Das schicke, transparente Mini-Flightcase des Groovemaster V3 MP4 ist zunächst ein echter Blickfang. Beim Aufmachen stellt sich aber schnell heraus, dass das Case zwar schön anzusehen, aber leider nicht besonders praktisch ist. Den Deckel muss man nämlich nach dem Öffnen festhalten, da dieser ansonsten von selbst wieder zufällt. Die beiden Plastik-Schalen, in denen die Systeme gebettet sind, sind zwar etwas weich, aber die Nadeln der beiden Tonabnehmer werden beim Transport durch die praktischen Schutzkappen aus Kunststoff geschützt. Mal ganz abgesehen davon, dass die Stantons ja nicht fürs Club-Hopping, sondern zur stationären Installation vorgesehen sind. 
Ein zweiter Blick offenbart, dass die beiden Tonabnehmer sauber verarbeitet und lackiert sind. Ähnlich wie bei der Concorde-Serie von Ortofon sind die Griffe der Stanton-Tonabnehmer ziemlich glatt und rutschig.
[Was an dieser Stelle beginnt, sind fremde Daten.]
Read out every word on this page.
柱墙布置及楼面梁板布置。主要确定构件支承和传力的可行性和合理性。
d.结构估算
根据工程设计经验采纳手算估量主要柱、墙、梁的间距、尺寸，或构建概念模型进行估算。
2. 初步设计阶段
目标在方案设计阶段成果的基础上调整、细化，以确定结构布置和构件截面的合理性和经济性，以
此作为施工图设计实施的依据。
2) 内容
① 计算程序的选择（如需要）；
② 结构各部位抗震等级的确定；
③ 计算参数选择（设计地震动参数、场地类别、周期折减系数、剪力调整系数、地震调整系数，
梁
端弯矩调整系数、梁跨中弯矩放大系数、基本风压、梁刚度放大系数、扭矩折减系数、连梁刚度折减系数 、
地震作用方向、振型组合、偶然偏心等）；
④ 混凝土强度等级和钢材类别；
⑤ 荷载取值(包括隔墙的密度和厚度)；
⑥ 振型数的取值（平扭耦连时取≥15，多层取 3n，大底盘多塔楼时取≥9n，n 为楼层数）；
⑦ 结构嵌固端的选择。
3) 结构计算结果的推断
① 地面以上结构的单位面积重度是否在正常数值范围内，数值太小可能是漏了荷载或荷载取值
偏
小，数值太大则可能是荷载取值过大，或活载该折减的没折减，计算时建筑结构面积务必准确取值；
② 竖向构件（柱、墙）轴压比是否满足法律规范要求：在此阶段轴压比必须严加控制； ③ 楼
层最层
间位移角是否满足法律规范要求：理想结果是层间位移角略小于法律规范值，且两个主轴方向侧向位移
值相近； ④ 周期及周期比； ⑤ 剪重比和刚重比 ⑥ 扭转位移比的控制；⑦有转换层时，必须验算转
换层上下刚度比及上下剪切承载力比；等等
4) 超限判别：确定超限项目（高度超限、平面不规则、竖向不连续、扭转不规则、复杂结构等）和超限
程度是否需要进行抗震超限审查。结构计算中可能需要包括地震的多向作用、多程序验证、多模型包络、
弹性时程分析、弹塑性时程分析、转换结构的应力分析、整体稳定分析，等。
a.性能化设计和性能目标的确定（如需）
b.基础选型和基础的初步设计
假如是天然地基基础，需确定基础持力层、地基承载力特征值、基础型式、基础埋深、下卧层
Der leicht hervorstehende Stanton-Schriftzug verleiht dem Ganzen zwar etwas Grip, dennoch ist nicht ausgeschlossen, dass einem der Tonabnehmer aus den Fingern rutscht. 
Die vier Kontakte sind vergoldet, verfügen über einen recht großen Durchmesser und eine abgerundete Oberfläche. Das sorgt für eine bestmögliche Verbindung zu den Anschlüssen des Tonarms. Hier gibt es nichts zu meckern. Der Nadelträger des Systems ist ziemlich dick und somit ideal vor Umknicken bei versehentlicher Überbeanspruchung (z. B. Nadel fällt auf die Slipmat) geschützt. Sehr gut gefällt mir auch die hellrote Markierung der Nadelspitze. So ist ein exaktes Absetzen auf der Platte nach Augenmaß überhaupt kein Problem. 
Der Test mit der Justier-Schablone verrät, dass der Überhang mit knapp 53 mm nicht ideal auf Technics-Laufwerke (Überhang 52 mm) abgestimmt ist. Bei anderen Plattenspielern kann dies aber durchaus der Idealwert sein. In diesem Zusammenhang möchte ich noch auf den ausführlichen Beipackzettel hinweisen, der Informationen zur korrekten Montage und sämtliche relevanten technischen Daten enthält.

PRAXIS

Nachdem der Tonabnehmer auf dem Tonarm montiert und dessen Höhe angepasst ist, kann der Praxistest beginnen. Da das System Auflagekräfte von zwei bis fünf Gramm zulassen soll, beginne ich mit dem Minimum. Mal sehen, ob dieser relativ geringe Wert auch unter härteren Bedingungen funktioniert. Leider hüpft mir die Nadel bei diesem Setting unkontrollierbar aus der Rille, sobald ich eine laut gepresste Maxisingle auflege. Solche Tonträger sind insbesondere für DJs alltäglich genutzte Medien. Da in diesem Fall ein sicheres Abspielen gar erst ab etwa drei Gramm möglich ist, sollte der angegebene Mindestwert seitens des Herstellers eigentlich nach oben korrigiert werden. 
Bei leisen Tonträgern reichen zwei Gramm Auflagekraft für langsame Backspins, aber nicht für Basic-Scratches. Mixing wäre ab diesem Wert zwar möglich, aber nur mit entsprechender Vorsicht. Damit die Nadel sicher in der Spur bleibt, benötigt es für schnelle Backspins rund 3,8 Gramm. Auf schnelle, komplexere Scratches entfallen stattliche vier Gramm. Da der Nadelträger des Groovemasters ziemlich starr aufgehängt ist, erzeugt er erfreulicherweise beim Bewegen der Platte nur sehr wenig Störsignal-Anteile. 
Der Tonabnehmer ist prinzipbedingt wie seitens des Herstellers angekündigt nicht für Scratch- und Battle-DJs konzipiert, sondern für die mixende Fraktion hergestellt. Aufgrund der relativ hohen Auflagekräfte ist er allerdings kein besonders plattenschonender Vertreter seiner Zunft.  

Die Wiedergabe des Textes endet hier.